Classic heavy is a touchstone there as on the preceding “Misunderstood” and “I’ve Been Down (Set Me Free),” but the sing-along shuffle chorus of the opener sets the tone for a natural, live-tracked feel that may owe even more than it realizes to the likes of Nebula even as it seems to be Oakley working on his own and pushing up against Radio Moscow-style rhythmic insistence. Speaking of, that band’s guitarist/vocalist, Parker Griggs, shows up on “Peyote Blues,” and Earthless drummer Mario Rubalcaba contributes to “Evil Woman” and side B’s “Red, White and Blues,” the former also featuring Sacri Monti‘s Brenden Dellar on guitar alongside Oakley. The guest spots are a welcome touch — not going to argue against hearing any of those people play — but Joy make the album’s primary impression on their own, twisting and turning to start side B with “Help Me,” a rawer sound adding elements of unhinged garage rock that suit them well amid the maddening insistence of DiBenedetto‘s drumming.
Its stomp no less riotous than “I’ve Been Down (Set Me Free)” at the start of the record, “Help Me” pushes into “Red, White and Blues,” which hardly tops three minutes but remains a standout for how it begins to push against the straightforward take much of Ride Along! has to this point presented, refusing to return from its solo section jam and instead giving way to the acoustic/percussion fade-in of “Peyote Blues,” which seems a kind of companion to “Death Hymn Blues” from Under the Spell of…, though more brightly psychedelic. The entrance of drums and electrified soloing near the halfway point builds to a head, and though the roots might be similar, “Peyote Blues” turns out to be arguably the most adventurous arrangement on the album. Even so, it seems to thrust its way toward the finish, leading to the all-swing-all-the-time “Ride Along!,” on which Oakley howls out the LP’s title line and adds a kind of far-back atmospheric sense as it fades out long but ultimately quickly, letting closer “Gypsy Mother’s Son” cap Ride Along! on a spacier, fuzzier note.
Also the longest inclusion at 6:27, it basks in the chemistry between Oakley, Hulson and DiBenedetto, lead lines tossed in over warm basslines and enviable snare shuffle, wah, vocal reverb, weighted shove — and finally, the departure into the jam at about three minutes in, drums leading the way out on a (temporary) boogie excursion that effectively captures stage-born vitality as the entirety of Ride Along! has been doing all the while.
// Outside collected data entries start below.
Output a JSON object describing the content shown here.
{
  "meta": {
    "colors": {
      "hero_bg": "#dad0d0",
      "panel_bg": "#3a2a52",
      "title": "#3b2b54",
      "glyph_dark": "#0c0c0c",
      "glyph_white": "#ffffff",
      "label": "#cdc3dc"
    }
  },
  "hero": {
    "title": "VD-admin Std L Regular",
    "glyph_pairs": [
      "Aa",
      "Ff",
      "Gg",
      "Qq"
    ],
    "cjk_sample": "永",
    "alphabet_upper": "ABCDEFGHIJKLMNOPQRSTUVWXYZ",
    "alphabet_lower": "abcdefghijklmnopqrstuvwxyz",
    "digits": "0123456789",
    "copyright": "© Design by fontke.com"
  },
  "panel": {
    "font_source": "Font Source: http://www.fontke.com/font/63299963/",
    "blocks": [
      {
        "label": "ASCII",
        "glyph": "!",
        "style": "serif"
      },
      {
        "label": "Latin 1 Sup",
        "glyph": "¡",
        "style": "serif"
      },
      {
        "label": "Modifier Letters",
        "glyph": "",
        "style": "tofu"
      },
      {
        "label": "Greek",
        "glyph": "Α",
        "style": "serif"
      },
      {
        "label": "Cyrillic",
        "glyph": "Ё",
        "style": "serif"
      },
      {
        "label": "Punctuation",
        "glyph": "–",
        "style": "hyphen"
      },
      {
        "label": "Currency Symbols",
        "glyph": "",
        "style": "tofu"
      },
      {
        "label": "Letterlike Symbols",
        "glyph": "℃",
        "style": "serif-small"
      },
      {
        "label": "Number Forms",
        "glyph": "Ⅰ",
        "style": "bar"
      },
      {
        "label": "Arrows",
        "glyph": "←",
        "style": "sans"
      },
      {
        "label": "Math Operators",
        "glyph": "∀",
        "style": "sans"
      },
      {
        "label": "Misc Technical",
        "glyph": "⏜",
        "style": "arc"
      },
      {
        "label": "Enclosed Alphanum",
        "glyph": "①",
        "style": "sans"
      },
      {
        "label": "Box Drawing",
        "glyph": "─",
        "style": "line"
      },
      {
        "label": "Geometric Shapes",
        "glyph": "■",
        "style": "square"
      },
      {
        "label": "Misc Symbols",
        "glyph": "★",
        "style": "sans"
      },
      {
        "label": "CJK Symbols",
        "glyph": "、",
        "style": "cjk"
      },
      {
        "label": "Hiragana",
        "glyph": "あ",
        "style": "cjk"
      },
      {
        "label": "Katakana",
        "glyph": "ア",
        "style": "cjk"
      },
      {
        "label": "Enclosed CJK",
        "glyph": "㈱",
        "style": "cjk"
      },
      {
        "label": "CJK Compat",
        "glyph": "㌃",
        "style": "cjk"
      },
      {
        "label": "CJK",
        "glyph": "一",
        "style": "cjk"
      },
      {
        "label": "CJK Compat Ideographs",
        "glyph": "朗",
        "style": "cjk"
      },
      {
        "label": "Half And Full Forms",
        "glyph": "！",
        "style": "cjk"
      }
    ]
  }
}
They turn back to the chorus, offer a big rock finish, decide they’re not done, ride out another measure or two, and cut “Gypsy Mother’s Son” cold to end. One can almost hear a crowd erupt. And who would argue? Joy‘s fleet-footed turns, their catchy songs, their balance between tripped-out effects and air-tight performances assure that, once again, they live up to their name. They’ve had a few jammier releases in addition to their proper studio albums, so I wouldn’t necessarily expect Joy to be finished altogether with the kind of acid-vibed explorations they previously honed, but it would be wrong to ignore the quality of the work they’ve done in carving these songs out of those jams in the meantime.